Une jeune migrante qui vit de vols dans le métro rencontre dans la cour de son immeuble un homme plus âgé, Raymond, à qui elle vient justement de voler son portefeuille. De la rencontre entre cette jeune précaire, qui dit s’appeler Ariane, sans papier, sans boulot, pleine de rage contre la société qui ne lui fait pas de place et contre les Arabes, alors qu’elle-même semble bien l’être, et cet homme solitaire, ancien boxeur devenu bibliothécaire, le dramaturge australien Timothy Daly fait une belle histoire de transmission, sous le regard d’une ombre dont la voix ne s’élève que par le chant.
C’est la quatrième pièce de cet auteur australien le plus représenté à l’étranger que met en scène Isabelle Starkier. Une amitié est née entre eux et, alors qu’il venait de se faire voler son portefeuille dans le métro parisien, il a décidé de l’écriture de cette pièce dont il lui a confié la mise en scène. Cette histoire de transmission ne pouvait que séduire Isabelle Starkier qui aime les thèmes forts mettant en jeu une réflexion sur la citoyenneté. Raymond va apprendre à Ariane à transformer sa rage grâce à la boxe, mais en fait aussi le prétexte d’un apprentissage des règles de vie en société.
Sur un plateau presque nu où seule une télé apporte en boucle des informations sur des attentats ou des naufrages de migrants, des tapis rouges permettent la circulation des deux personnages vers l’extérieur avant que des cordes, rouges elles aussi, délimitent un ring, où Raymond va entraîner Ariane.
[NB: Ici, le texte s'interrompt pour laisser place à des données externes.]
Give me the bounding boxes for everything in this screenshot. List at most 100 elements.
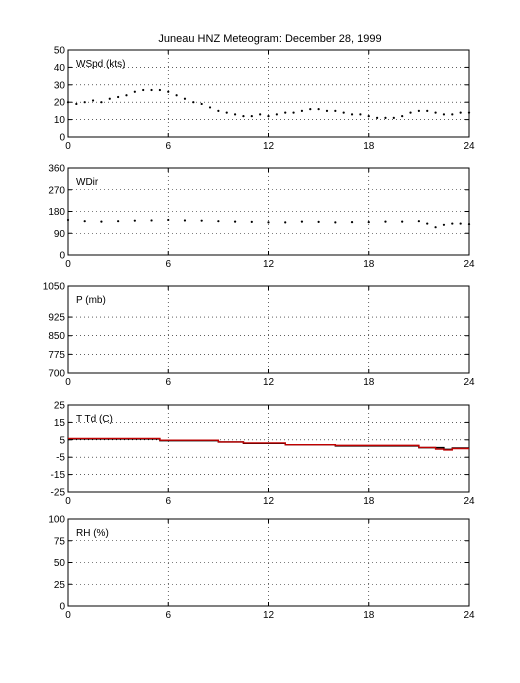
x-tick-label: 0 (65, 610, 71, 621)
data-point (167, 90, 170, 93)
panel-label: WDir (76, 177, 99, 188)
y-tick-label: 925 (48, 313, 65, 324)
data-point (367, 115, 370, 118)
x-tick-label: 6 (165, 496, 171, 507)
data-point (66, 218, 70, 222)
y-tick-label: 700 (48, 369, 65, 380)
data-point (434, 226, 437, 229)
data-point (242, 115, 245, 118)
data-point (309, 108, 312, 111)
panel-label: RH (%) (76, 528, 109, 539)
data-point (133, 90, 136, 93)
data-point (317, 220, 320, 223)
data-point (225, 111, 228, 114)
y-tick-label: 50 (54, 46, 66, 57)
data-point (359, 113, 362, 116)
data-point (200, 102, 203, 106)
data-point (133, 219, 136, 222)
panel-4: 0 6 12 18 24 0 25 50 75 100 RH (%) (48, 515, 475, 622)
panel-label: WSpd (kts) (76, 59, 125, 70)
panel-0: 0 6 12 18 24 0 10 20 30 40 50 WSpd (kts) (54, 46, 475, 153)
data-point (175, 94, 178, 97)
data-point (83, 101, 86, 104)
data-point (300, 109, 304, 112)
data-point (426, 109, 429, 112)
data-point (367, 221, 370, 224)
x-tick-label: 18 (363, 496, 375, 507)
panel-3: 0 6 12 18 24 -25 -15 -5 5 15 25 T Td (C) (51, 401, 475, 508)
y-tick-label: 0 (59, 602, 65, 613)
data-point (75, 102, 78, 106)
data-point (233, 220, 237, 223)
data-point (259, 113, 262, 116)
y-tick-label: 15 (54, 418, 66, 429)
y-tick-label: 270 (48, 185, 65, 196)
data-point (217, 109, 220, 112)
x-tick-label: 12 (263, 610, 275, 621)
data-point (451, 113, 454, 116)
data-point (125, 94, 128, 97)
data-point (91, 99, 95, 102)
x-tick-label: 24 (463, 496, 475, 507)
data-point (376, 116, 379, 119)
data-point (459, 111, 462, 114)
y-tick-label: 25 (54, 401, 66, 412)
x-tick-label: 24 (463, 610, 475, 621)
data-point (117, 220, 120, 223)
x-tick-label: 18 (363, 377, 375, 388)
panel-1: 0 6 12 18 24 0 90 180 270 360 WDir (48, 164, 475, 271)
data-point (334, 221, 337, 224)
panel-label: T Td (C) (76, 414, 113, 425)
data-point (66, 101, 70, 104)
x-tick-label: 24 (463, 377, 475, 388)
x-tick-label: 6 (165, 259, 171, 270)
data-point (183, 97, 187, 100)
y-tick-label: 1050 (43, 282, 66, 293)
data-point (442, 113, 446, 116)
x-tick-label: 0 (65, 377, 71, 388)
data-point (208, 106, 212, 109)
data-point (392, 116, 395, 119)
data-point (217, 220, 220, 223)
data-point (342, 111, 345, 114)
plot-frame (67, 285, 470, 374)
data-point (100, 101, 103, 104)
y-tick-label: 100 (48, 515, 65, 526)
y-tick-label: 20 (54, 98, 66, 109)
panel-2: 0 6 12 18 24 700 775 850 925 1050 P (mb) (43, 282, 475, 389)
data-point (467, 111, 471, 114)
y-tick-label: 360 (48, 164, 65, 175)
data-point (467, 222, 471, 226)
y-tick-label: 775 (48, 350, 65, 361)
y-tick-label: -5 (56, 453, 65, 464)
y-tick-label: 850 (48, 331, 65, 342)
panel-label: P (mb) (76, 295, 106, 306)
figure-title: Juneau HNZ Meteogram: December 28, 1999 (158, 33, 381, 45)
data-point (426, 222, 429, 225)
data-point (100, 220, 103, 223)
data-point (401, 115, 404, 118)
plot-frame (67, 404, 470, 493)
x-tick-label: 24 (463, 259, 475, 270)
x-tick-label: 18 (363, 141, 375, 152)
data-point (167, 218, 170, 222)
data-point (183, 219, 187, 222)
x-tick-label: 6 (165, 141, 171, 152)
data-point (417, 220, 420, 223)
data-point (334, 109, 337, 112)
y-tick-label: 0 (59, 133, 65, 144)
y-tick-label: 10 (54, 115, 66, 126)
series-line-1 (68, 437, 469, 451)
data-point (350, 221, 354, 224)
x-tick-label: 0 (65, 496, 71, 507)
y-tick-label: 75 (54, 536, 66, 547)
data-point (434, 111, 437, 114)
x-tick-label: 12 (263, 259, 275, 270)
data-point (317, 108, 320, 111)
y-tick-label: 180 (48, 207, 65, 218)
y-tick-label: 40 (54, 63, 66, 74)
plot-frame (67, 49, 470, 138)
x-tick-label: 12 (263, 377, 275, 388)
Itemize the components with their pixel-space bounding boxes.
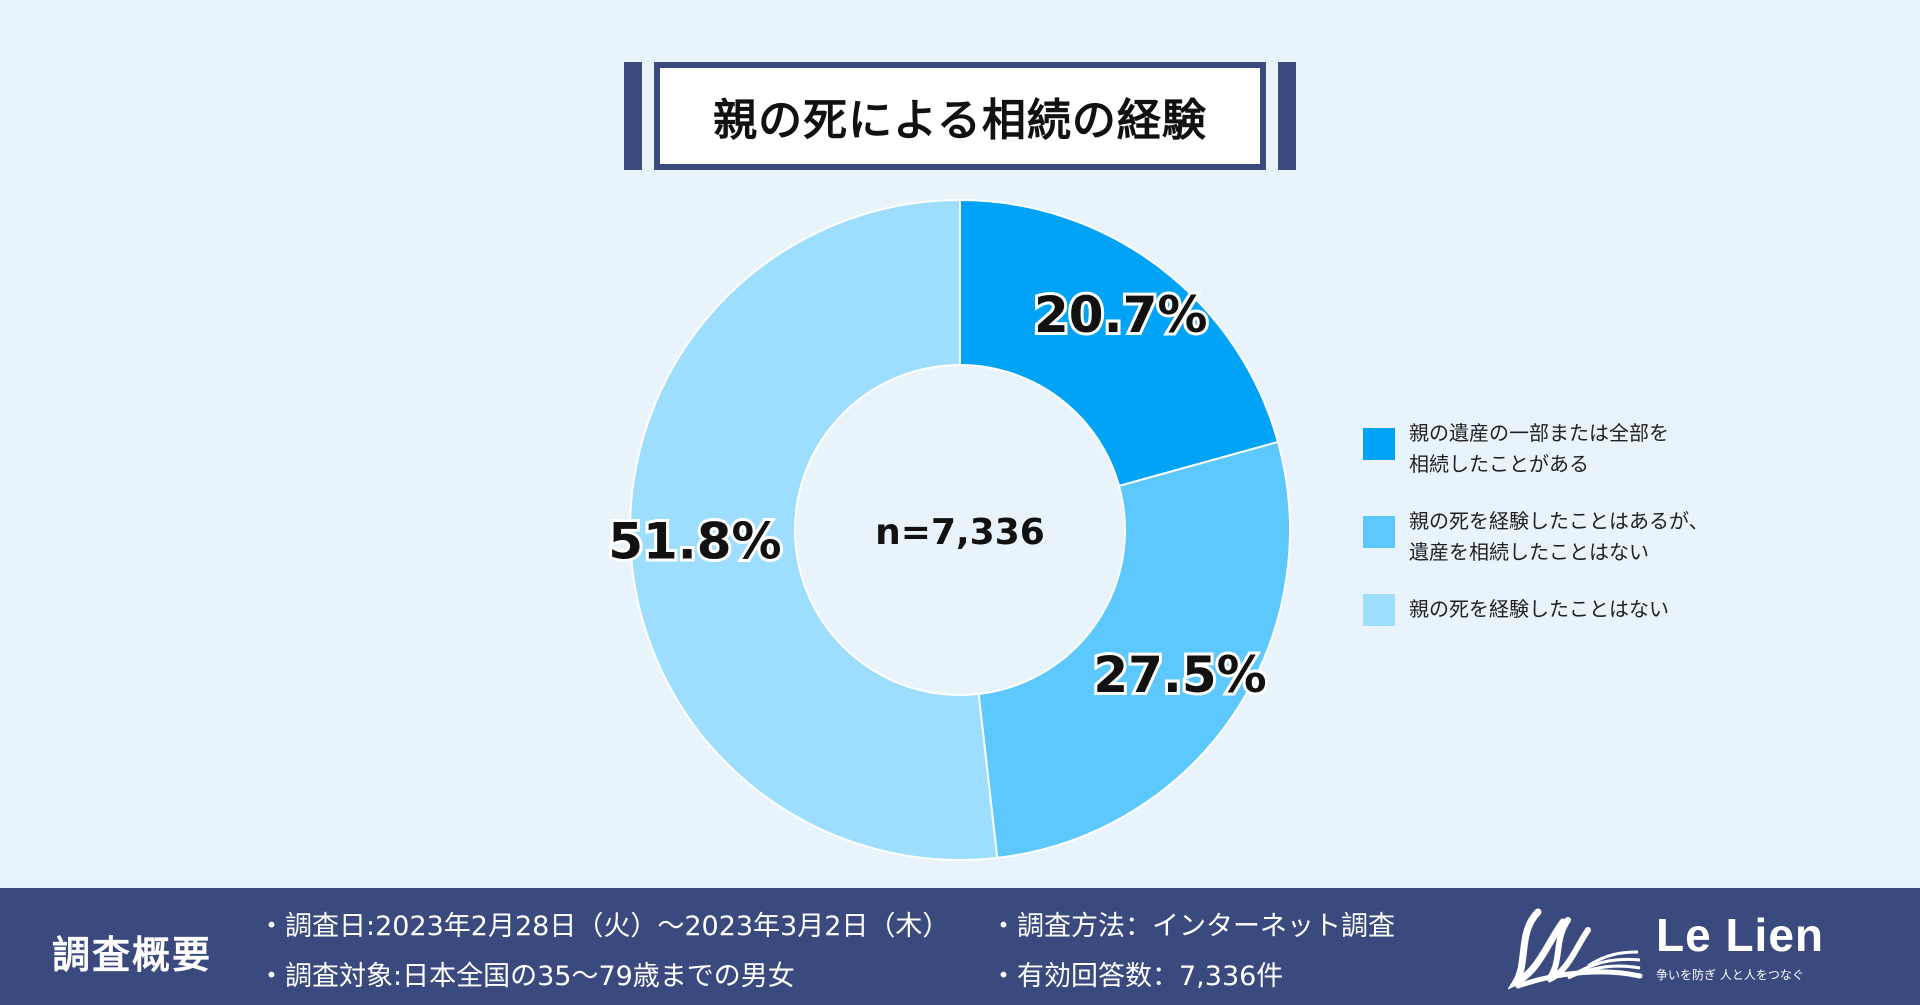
slice-not-inherited [977, 440, 1291, 859]
legend-swatch-not-inherited [1363, 516, 1395, 548]
survey-summary-footer: 調査概要 ・調査日:2023年2月28日（火）〜2023年3月2日（木） ・調査… [0, 888, 1920, 1005]
slice-no-experience-label: 51.8% [608, 513, 781, 571]
legend-label-inherited-line2: 相続したことがある [1409, 452, 1589, 476]
logo-wordmark: Le Lien [1656, 909, 1825, 961]
sample-size-label: n=7,336 [875, 512, 1045, 553]
title-right-bar [1278, 62, 1296, 170]
legend-label-inherited-line1: 親の遺産の一部または全部を [1409, 421, 1669, 445]
slice-not-inherited-label: 27.5% [1093, 646, 1266, 704]
slice-inherited-label: 20.7% [1034, 286, 1207, 344]
title-left-bar [624, 62, 642, 170]
title-box: 親の死による相続の経験 [654, 62, 1266, 170]
legend-label-not-inherited-line1: 親の死を経験したことはあるが、 [1409, 509, 1709, 533]
chart-legend: 親の遺産の一部または全部を 相続したことがある 親の死を経験したことはあるが、 … [1363, 418, 1783, 654]
logo-tagline: 争いを防ぎ 人と人をつなぐ [1656, 968, 1804, 982]
lelien-logo: Le Lien 争いを防ぎ 人と人をつなぐ [1507, 902, 1868, 994]
legend-swatch-no-experience [1363, 594, 1395, 626]
survey-summary-heading: 調査概要 [52, 933, 213, 977]
legend-item-no-experience: 親の死を経験したことはない [1363, 594, 1783, 628]
legend-label-not-inherited-line2: 遺産を相続したことはない [1409, 540, 1649, 564]
chart-title-frame: 親の死による相続の経験 [624, 62, 1296, 170]
legend-item-not-inherited: 親の死を経験したことはあるが、 遺産を相続したことはない [1363, 506, 1783, 568]
legend-swatch-inherited [1363, 428, 1395, 460]
chart-title: 親の死による相続の経験 [660, 68, 1260, 164]
slice-no-experience [629, 198, 999, 861]
legend-label-no-experience: 親の死を経験したことはない [1409, 597, 1669, 621]
survey-target: ・調査対象:日本全国の35〜79歳までの男女 [258, 961, 795, 992]
survey-date: ・調査日:2023年2月28日（火）〜2023年3月2日（木） [258, 911, 950, 942]
survey-method: ・調査方法：インターネット調査 [990, 911, 1395, 942]
lelien-logo-icon [1507, 908, 1643, 990]
donut-chart: 20.7% 27.5% 51.8% n=7,336 [605, 198, 1291, 861]
slice-inherited [959, 198, 1280, 488]
survey-responses: ・有効回答数：7,336件 [990, 961, 1284, 992]
legend-item-inherited: 親の遺産の一部または全部を 相続したことがある [1363, 418, 1783, 480]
Les scènes se succèdent sur un rythme vif comme au cinéma. Les spectateurs sont installés devant le ring comme convoqués pour ce combat où se jouent la vie et la mort et où la détermination et la volonté de transmettre des valeurs tentent de juguler les accès de violence et de contrer la marchandisation tous azimut des rapports sociaux. Roland Timsit compose un Raymond formidable d’humanité, qui utilise la boxe pour canaliser la violence d’Ariane et transformer sa peur de l’autre, qui la conduit à la haine, en respect de la différence. Clara Starkier est une Ariane, concentré de révolte et de violence, qui perçoit bien les fragilités de Raymond. Son agressivité, son côté roublard cherchant à marchander toute réponse à ses questions, persuadée que les rapports sociaux ne sont qu’échanges marchands, va peu à peu laisser entrevoir ses peurs et ses faiblesses. Sa violence va se transformer en ballet, celui de l’entraînement d’une boxeuse à la recherche d’elle-même.
Dans ce conte où se glisse l’absurde et où le rire alterne avec l’émotion, le réalisme des rapports sociaux ? laisse aussi place à une dimension poétique et grave grâce à la voix de la chanteuse (Lila Maski) qui mêle chant lyrique (Purcell et une cantate italienne du XVIIème siècle) et musique électro-acoustique composée par Timothy Daly. Ombre noire elle annonce la mort, revêtue d’un peignoir de satin rouge elle semble accompagner la jeune boxeuse mais elle reste la mort.
Une belle et poignante histoire d’apprentissage où s’invitent la vie, la mort et l’amitié. Un beau spectacle pour ce retour au théâtre.